Considering the cytotoxicity of CQDs was important for their potential biomedical applications [56,57], the cell viability values of PC12 cells were determined after cocultivation with CQD solution. As shown in Figure 7a, the percentage of survival cells remained at 94.4% when the CQD concentration was up to 100 μg/mL. Indeed, even at the higher concentration (500 μg/mL), the cell viability was still >80%. Under the same test conditions, the toxicity of CQDs in Raji cells were also carried out and the percentage of survival cells remained at more than 85% with 500 μg/mL CQDs. While CQDs were added to Raji cells, it was difficult to find the fluorescence markers under the fluorescence microscope. We speculated that the size of the Raji cells might have been too small to be observed under the microscope magnification in our laboratory. The above results imply that the cyanobacteria-derived CQDs exhibited excellent biocompatibility and low cytotoxicity. Considering their bright fluorescence, resistance to photobleaching, great water dispersibility and low cytotoxicity, these CQDs are promising candidates for biomedical applications.

Figure 7

(a) Cell viability assays of the PC12 cells treated with different concentrations of CQDs for 24 h; (b) fluorescence image of PC12 cells incubated with CQDs (500 μg/mL) for 24 h under excitation wavelength of 405 nm.

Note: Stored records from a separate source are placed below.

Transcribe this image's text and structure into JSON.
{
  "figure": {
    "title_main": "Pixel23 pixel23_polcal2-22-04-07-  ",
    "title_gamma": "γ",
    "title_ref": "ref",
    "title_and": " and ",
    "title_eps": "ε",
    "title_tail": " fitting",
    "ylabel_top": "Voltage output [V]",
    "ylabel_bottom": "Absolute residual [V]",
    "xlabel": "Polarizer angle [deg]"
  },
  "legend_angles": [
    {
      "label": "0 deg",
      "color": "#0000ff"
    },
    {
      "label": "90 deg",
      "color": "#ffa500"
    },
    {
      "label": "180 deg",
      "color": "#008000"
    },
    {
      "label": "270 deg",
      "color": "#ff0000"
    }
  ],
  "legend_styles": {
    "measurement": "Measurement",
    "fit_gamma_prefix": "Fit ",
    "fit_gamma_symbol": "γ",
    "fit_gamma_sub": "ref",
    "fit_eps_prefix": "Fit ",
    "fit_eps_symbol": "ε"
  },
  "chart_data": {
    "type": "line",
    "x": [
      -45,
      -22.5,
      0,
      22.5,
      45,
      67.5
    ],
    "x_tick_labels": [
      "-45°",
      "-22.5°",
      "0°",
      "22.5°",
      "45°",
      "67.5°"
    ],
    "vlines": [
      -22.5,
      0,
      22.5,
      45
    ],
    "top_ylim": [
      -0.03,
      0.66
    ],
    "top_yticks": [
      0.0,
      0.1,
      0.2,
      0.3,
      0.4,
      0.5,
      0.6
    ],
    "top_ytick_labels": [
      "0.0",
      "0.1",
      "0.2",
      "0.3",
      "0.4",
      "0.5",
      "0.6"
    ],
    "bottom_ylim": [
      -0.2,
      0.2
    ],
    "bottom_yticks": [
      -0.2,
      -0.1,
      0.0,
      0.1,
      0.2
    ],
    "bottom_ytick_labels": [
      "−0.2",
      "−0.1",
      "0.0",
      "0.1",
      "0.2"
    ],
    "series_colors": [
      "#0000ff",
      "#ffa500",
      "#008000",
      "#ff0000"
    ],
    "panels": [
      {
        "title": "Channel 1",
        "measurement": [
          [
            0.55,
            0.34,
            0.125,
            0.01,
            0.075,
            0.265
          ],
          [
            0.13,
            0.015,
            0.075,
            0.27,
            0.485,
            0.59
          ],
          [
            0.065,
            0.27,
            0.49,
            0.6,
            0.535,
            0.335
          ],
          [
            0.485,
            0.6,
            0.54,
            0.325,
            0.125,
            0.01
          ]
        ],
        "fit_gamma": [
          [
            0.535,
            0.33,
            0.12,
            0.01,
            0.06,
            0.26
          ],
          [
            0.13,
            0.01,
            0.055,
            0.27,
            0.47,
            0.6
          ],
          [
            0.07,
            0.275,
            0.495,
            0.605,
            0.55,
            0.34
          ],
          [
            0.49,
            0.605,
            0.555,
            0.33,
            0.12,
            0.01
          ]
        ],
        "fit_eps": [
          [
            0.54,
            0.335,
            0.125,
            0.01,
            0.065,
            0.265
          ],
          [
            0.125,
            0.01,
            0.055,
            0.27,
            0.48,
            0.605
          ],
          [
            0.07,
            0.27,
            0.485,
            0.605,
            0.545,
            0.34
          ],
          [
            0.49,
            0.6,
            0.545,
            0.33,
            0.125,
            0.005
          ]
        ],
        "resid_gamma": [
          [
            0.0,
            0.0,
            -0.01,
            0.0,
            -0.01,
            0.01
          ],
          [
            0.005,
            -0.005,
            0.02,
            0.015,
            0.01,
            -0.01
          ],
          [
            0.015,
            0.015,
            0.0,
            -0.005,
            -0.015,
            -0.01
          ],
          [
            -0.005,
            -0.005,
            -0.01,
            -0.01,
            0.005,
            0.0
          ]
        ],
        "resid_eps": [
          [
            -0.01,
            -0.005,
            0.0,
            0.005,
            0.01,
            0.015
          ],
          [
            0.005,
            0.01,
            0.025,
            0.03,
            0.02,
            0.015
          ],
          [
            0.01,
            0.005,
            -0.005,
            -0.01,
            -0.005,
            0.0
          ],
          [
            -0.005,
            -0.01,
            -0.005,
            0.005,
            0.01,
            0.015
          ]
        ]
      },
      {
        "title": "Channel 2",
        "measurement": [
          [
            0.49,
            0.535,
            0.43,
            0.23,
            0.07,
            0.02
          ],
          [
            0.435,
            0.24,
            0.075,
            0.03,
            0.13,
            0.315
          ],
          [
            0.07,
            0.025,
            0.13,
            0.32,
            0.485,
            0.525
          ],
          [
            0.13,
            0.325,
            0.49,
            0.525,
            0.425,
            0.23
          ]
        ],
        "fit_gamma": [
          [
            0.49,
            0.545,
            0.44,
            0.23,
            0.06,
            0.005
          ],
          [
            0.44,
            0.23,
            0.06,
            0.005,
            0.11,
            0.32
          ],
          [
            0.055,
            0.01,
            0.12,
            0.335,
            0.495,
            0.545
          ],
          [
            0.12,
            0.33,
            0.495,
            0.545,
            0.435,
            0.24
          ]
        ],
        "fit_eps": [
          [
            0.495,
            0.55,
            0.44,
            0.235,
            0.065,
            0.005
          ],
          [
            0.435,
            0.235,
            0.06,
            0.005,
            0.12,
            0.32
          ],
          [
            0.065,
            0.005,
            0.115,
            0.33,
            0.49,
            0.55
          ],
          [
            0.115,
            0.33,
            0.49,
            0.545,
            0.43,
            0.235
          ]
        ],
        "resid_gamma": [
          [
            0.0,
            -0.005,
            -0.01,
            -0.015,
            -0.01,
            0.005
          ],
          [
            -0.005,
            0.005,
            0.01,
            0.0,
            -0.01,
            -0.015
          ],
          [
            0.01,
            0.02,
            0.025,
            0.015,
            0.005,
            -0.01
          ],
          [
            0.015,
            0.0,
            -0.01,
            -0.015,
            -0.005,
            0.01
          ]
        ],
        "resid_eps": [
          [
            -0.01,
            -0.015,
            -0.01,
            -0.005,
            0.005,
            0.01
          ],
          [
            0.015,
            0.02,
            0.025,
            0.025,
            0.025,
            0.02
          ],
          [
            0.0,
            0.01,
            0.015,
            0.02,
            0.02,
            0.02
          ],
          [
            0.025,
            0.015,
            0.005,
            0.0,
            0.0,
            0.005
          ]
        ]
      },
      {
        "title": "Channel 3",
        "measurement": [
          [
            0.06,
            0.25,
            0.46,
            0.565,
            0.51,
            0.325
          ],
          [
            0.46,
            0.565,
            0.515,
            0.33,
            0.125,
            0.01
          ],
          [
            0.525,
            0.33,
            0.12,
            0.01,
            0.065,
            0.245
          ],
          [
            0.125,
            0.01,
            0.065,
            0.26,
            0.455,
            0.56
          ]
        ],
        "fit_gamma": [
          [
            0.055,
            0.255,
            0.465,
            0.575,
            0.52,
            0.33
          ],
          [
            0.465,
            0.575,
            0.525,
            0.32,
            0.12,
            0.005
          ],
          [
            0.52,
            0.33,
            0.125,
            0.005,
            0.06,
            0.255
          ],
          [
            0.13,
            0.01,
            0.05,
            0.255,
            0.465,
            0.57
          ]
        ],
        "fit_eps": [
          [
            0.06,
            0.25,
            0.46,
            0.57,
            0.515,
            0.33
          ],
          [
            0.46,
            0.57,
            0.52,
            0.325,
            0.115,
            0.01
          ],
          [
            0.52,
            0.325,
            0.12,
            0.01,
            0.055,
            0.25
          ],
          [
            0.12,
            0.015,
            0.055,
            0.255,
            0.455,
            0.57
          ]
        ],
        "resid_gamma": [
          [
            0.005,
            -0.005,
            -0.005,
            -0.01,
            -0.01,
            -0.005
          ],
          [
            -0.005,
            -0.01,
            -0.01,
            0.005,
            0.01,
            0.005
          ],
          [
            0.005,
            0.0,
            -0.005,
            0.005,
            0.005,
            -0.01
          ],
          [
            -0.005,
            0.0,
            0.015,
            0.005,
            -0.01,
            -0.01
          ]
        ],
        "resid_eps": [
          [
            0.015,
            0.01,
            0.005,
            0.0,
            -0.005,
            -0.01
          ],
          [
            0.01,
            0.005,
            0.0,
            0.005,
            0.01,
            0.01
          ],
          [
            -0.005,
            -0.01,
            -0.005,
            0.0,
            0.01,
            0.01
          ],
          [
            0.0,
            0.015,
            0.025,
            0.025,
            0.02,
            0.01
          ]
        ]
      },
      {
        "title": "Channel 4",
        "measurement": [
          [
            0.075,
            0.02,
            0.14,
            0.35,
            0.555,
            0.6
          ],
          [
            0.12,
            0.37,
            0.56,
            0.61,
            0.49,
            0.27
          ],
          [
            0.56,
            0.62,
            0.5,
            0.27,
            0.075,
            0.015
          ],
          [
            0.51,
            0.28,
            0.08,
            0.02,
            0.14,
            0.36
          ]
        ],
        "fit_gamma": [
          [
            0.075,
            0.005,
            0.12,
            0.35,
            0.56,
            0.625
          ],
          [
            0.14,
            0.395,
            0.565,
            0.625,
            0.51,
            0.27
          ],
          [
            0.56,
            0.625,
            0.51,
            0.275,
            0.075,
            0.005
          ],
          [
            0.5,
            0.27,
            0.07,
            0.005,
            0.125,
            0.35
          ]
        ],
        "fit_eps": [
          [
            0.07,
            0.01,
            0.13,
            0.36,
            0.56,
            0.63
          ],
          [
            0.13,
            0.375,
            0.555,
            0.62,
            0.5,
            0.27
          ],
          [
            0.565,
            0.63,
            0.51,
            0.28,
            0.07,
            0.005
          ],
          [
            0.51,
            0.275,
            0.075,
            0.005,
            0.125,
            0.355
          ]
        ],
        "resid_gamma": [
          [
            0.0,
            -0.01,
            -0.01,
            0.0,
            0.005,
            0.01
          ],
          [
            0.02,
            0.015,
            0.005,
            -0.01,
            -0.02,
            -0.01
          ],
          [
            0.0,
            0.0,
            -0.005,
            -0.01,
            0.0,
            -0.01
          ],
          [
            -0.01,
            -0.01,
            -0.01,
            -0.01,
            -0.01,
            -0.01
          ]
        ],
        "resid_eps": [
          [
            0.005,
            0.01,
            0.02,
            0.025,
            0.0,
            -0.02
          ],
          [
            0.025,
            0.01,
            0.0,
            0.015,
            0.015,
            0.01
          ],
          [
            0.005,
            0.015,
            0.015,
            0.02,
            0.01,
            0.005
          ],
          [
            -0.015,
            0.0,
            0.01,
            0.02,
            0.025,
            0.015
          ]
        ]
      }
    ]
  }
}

As displayed in Figure 7b, the PC12 cells were labeled with the synthetic CQDs after incubation in a medium containing 500 μg/mL CQDs for 24 h. It should be noted that the fluorescence can hardly be observed at the center positions of the cells. These center areas were likely to be the locations of the cell nuclei. Thus, it can be speculated that these CQDs were easily taken up by the cells through endocytosis, and were located mainly at the cytoplasm. This result is consistent with those reported previously [12,13,14]. Therefore, a conclusion is drawn that these CQDs can be used as fluorescent probes for biological imaging and other related biomedical applications.

4. Conclusions

In summary, a one-step hydrothermal method was adopted to prepare CQDs from cyanobacteria at a constant temperature of 180 °C for 12 h for the first time. The synthesized cyanobacteria-derived CQDs were mono-dispersed with an average diameter of 2.48 nm and exhibited excitation-dependent PL emissions with a QY of 9.24%. Since no chemical reagent was involved in the synthesis of CQDs, the as-prepared CQDs are confirmed to have low cytotoxicity for PC12 cells even at a high concentration. Additionally, the CQDs were efficiently taken up by cells and wholly illuminated them, creating a clear distinction between cytoplasm and nucleus. The successful fabrication of CQDs from cyanobacteria, as well as their determined valuable application, not only provides an attractive solution to the pressing global clean water shortage problem, but also broadens the application of cyanobacteria and offers a significant large-scale commercial method for the preparation of CQDs.